Cesare Aldo, a former soldier and now an officer of the Renaissance city’s most feared criminal court, is given four days to solve the murder: catch the killer before the feast of Epiphany – or suffer the consequences.
During his investigations Aldo uncovers a plot to overthrow the volatile ruler of Florence, Alessandro de’ Medici. If the Duke falls, it will endanger the whole city. But a rival officer of the court is determined to expose details about Aldo’s private life that could lead to his ruin. Can Aldo stop the conspiracy before anyone else dies, or will his own secrets destroy him first?
Here’s what she had to say:
“I read a lot of crime but I don’t tend to read much historical fiction, because it’s usually not for me, but I absolutely loved this book. Set in 16th Century Florence, it follows an officer called Cesare Aldo in his attempts to work against the corruption that’s rife in the city, in order to solve a murder. It’s tightly plotted with some brilliantly-penned characters, some of whom you’ll love to hate, and the second one in the series is out in March 2022.”
The second suggestion comes from Robert Lloyd. His novel, The Bloodless Boy, was published by Melville House on 4 November 2021.
He chose Lemprière’s Dictionary by Lawrence Norfolk, published by Vintage on 2 July 1992.
As the seventeenth century opens, a band of venturers forms the Honourable Company of Merchants trading from England to the East Indies. In France, the siege of La Rochelle ends with the massacre of thirty thousand men, women and children. Almost two centuries later, in 1788, John Lemprière published his classical dictionary. This much is fact. Lawrence Norfolk tells us how the first two events led, inescapably, to the third.
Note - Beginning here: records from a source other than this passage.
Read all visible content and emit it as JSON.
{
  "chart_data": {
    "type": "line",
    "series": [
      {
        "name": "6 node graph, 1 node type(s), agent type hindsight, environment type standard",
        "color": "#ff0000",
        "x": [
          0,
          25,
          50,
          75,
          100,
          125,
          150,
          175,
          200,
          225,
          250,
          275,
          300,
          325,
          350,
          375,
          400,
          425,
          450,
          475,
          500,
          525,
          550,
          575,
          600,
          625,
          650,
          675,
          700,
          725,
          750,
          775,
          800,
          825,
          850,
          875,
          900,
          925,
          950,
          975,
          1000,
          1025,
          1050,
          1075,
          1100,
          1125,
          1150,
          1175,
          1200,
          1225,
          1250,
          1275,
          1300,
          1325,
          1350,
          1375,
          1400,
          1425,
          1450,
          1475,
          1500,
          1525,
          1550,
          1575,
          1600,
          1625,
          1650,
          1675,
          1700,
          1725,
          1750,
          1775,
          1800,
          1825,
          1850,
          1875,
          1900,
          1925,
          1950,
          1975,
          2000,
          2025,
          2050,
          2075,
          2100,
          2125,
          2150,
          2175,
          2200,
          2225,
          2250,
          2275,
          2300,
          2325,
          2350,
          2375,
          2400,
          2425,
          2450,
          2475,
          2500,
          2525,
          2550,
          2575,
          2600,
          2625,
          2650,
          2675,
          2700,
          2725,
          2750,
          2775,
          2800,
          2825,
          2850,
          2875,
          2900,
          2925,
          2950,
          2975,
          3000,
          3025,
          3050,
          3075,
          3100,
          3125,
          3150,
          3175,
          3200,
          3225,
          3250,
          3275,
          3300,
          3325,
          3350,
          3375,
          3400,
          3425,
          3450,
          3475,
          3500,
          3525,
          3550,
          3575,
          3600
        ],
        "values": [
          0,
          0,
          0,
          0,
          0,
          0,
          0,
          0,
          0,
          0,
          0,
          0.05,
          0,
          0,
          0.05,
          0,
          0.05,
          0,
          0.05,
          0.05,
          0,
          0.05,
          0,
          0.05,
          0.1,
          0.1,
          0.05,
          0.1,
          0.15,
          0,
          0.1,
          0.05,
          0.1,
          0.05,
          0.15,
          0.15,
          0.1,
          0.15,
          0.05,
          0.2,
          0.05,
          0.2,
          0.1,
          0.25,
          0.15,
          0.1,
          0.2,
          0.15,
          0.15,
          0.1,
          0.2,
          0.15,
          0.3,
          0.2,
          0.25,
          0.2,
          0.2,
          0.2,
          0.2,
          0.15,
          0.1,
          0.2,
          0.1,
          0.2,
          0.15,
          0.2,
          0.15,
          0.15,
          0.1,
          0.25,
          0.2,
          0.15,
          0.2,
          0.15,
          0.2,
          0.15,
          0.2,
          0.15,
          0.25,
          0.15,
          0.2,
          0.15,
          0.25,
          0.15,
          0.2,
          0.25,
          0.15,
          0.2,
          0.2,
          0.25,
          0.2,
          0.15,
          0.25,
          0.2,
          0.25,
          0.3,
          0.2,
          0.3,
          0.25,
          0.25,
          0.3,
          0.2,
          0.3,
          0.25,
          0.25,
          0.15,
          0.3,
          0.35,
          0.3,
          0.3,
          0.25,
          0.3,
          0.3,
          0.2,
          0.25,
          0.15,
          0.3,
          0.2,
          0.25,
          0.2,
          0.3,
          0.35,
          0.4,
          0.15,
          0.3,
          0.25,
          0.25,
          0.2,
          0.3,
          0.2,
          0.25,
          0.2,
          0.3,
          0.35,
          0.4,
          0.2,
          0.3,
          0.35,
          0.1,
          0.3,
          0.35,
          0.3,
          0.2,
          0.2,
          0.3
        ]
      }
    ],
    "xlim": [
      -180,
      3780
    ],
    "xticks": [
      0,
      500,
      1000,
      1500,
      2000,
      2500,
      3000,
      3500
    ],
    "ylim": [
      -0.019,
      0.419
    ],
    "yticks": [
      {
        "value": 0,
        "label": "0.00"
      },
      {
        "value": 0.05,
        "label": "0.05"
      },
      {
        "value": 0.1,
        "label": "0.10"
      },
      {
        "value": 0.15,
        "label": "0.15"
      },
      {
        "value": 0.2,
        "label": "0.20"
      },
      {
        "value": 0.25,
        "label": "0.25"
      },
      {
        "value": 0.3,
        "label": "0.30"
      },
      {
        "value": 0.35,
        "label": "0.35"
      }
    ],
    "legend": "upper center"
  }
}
This amazing tale encompasses the Great Voyages of Discovery and multinational financial conspiracies, and leads a motley cast of scholars and eccentrics, drunk aristocrats and whores, assassins and octogenarian pirates through two centuries and three continents to the brink of French Revolution.
John Lemprière reluctantly enters this world as an introverted scholar, obsessed by the myths of antiquity. At the end of this astonishing story he understands that it takes far more than learning to lay the ghosts of the past to rest.
Here’s what he had to say:
“One of the books that inspired me to start The Bloodless Boy is Lemprière’s Dictionary by Lawrence Norfolk. It’s a book I’ve often returned to, being exuberantly written, exciting, frequently very funny, and just the sort of book I want(ed) to write.”
So there we have it, two more books that may have passed you by. I have to admit, City of Vengeance is already was already on my shopping list but Lemprière’s Dictionary had passed me by. Have you read either of them? Do you have a quiet novel you’d like to shout about? Do let me know.